Strategy and Organizational Effectiveness Committee Charter
Working with PEAK staff, the Strategy and Organizational Effectiveness Committee (“the Committee”) provides counsel and monitoring of PEAK’s strategy, organizational effectiveness, and performance assessment.
Responsibilities
The Committee’s responsibilities include, but are not limited to, the following:
- Helping to set a cadence of strategic reflection and planning;
- Providing oversight and advice during staff-led strategic planning meetings and coordinating full-board focus on strategy and organizational direction;
- Ensuring the full board participates in the strategic planning process
- Advising on and recommending to the board a staff-developed set of organization-wide performance indicators relevant to PEAK’s organizational and strategic effectiveness;
- Supporting staff efforts to meet or revise performance targets as needed;
- Assisting staff annually in reporting to the full board on progress toward those performance indicators;
- Encouraging opportunities for board and staff to promote a continuous learning culture;
- Advising staff about short-term, strategic opportunities (e.g., potential partnerships and shutting down or adding significant new programs not envisioned in the board-approved strategic plan); and
- Supporting board and staff representing PEAK in reporting on PEAK’s performance to membership and other audiences.
Structure
The Strategy and Organizational Effectiveness Committee is an ad hoc committee of the PEAK Grantmaking Board. The Committee may form subcommittees to work on specific tasks, but all decisions or recommendations by subcommittees shall be presented to all members of the Committee before being put before the board.
Composition
The Committee has a chair or two cochairs appointed by the Governance Committee for a two-year term. Committee members are appointed by the Governance Committee and may be board and non-board members. Board members on the Committee serve a three-year term, coinciding with their board term. Non-board members serve a one-year, renewable term.

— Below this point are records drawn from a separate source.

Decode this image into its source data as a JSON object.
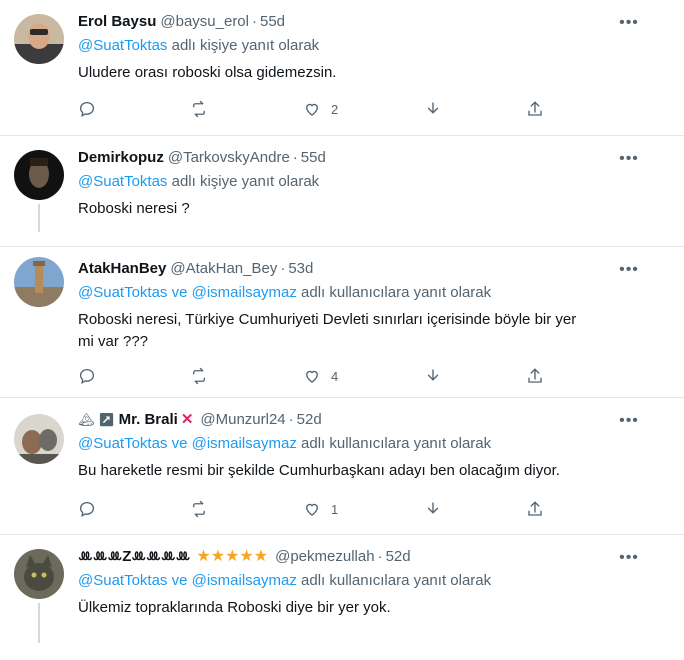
{
  "tweets": [
    {
      "name": "Erol Baysu",
      "handle": "@baysu_erol",
      "time": "55d",
      "reply_prefix": "@SuatToktas",
      "reply_suffix": "adlı kişiye yanıt olarak",
      "text": "Uludere orası roboski olsa gidemezsin.",
      "likes": "2",
      "retweets": ""
    },
    {
      "name": "Demirkopuz",
      "handle": "@TarkovskyAndre",
      "time": "55d",
      "reply_prefix": "@SuatToktas",
      "reply_suffix": "adlı kişiye yanıt olarak",
      "text": "Roboski neresi ?"
    },
    {
      "name": "AtakHanBey",
      "handle": "@AtakHan_Bey",
      "time": "53d",
      "reply_prefix": "@SuatToktas ve @ismailsaymaz",
      "reply_suffix": "adlı kullanıcılara yanıt olarak",
      "text_line1": "Roboski neresi, Türkiye Cumhuriyeti Devleti sınırları içerisinde böyle bir yer",
      "text_line2": "mi var ???",
      "likes": "4"
    },
    {
      "name": "Mr. Brali",
      "handle": "@Munzurl24",
      "time": "52d",
      "reply_prefix": "@SuatToktas ve @ismailsaymaz",
      "reply_suffix": "adlı kullanıcılara yanıt olarak",
      "text": "Bu hareketle resmi bir şekilde Cumhurbaşkanı adayı ben olacağım diyor.",
      "likes": "1"
    },
    {
      "name": "ꔛ͏ꔛꔛ͏Zꔛꔛꔛ͏ꔛ",
      "handle": "@pekmezullah",
      "time": "52d",
      "reply_prefix": "@SuatToktas ve @ismailsaymaz",
      "reply_suffix": "adlı kullanıcılara yanıt olarak",
      "text": "Ülkemiz topraklarında Roboski diye bir yer yok."
    }
  ],
  "ui": {
    "dot": "·",
    "more": "•••",
    "reply_icon": "reply-icon",
    "retweet_icon": "retweet-icon",
    "like_icon": "heart-icon",
    "share_icon": "share-icon",
    "upload_icon": "upload-icon",
    "stars": "★★★★★",
    "brali_prefix": "🏔 ↗",
    "brali_suffix_x": "✕"
  },
  "colors": {
    "accent": "#1d9bf0",
    "text_primary": "#0f1419",
    "text_secondary": "#536471",
    "divider": "#e4e7ea"
  }
}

The Committee does not have a set number of members required, however it is desirable to have between five and eight members. The Committee should include at least one current and one former member of the Executive Committee to inform the executive performance assessment.
Meetings
Each year, the Committee meets prior to each quarterly board meeting and as many additional times as the Committee deems necessary. At least one meeting each year will be devoted to performance assessment and reported to the full board.
Staff Liaison
The president and CEO and the programs and knowledge director will serve as staff liaisons to this team to facilitate its work.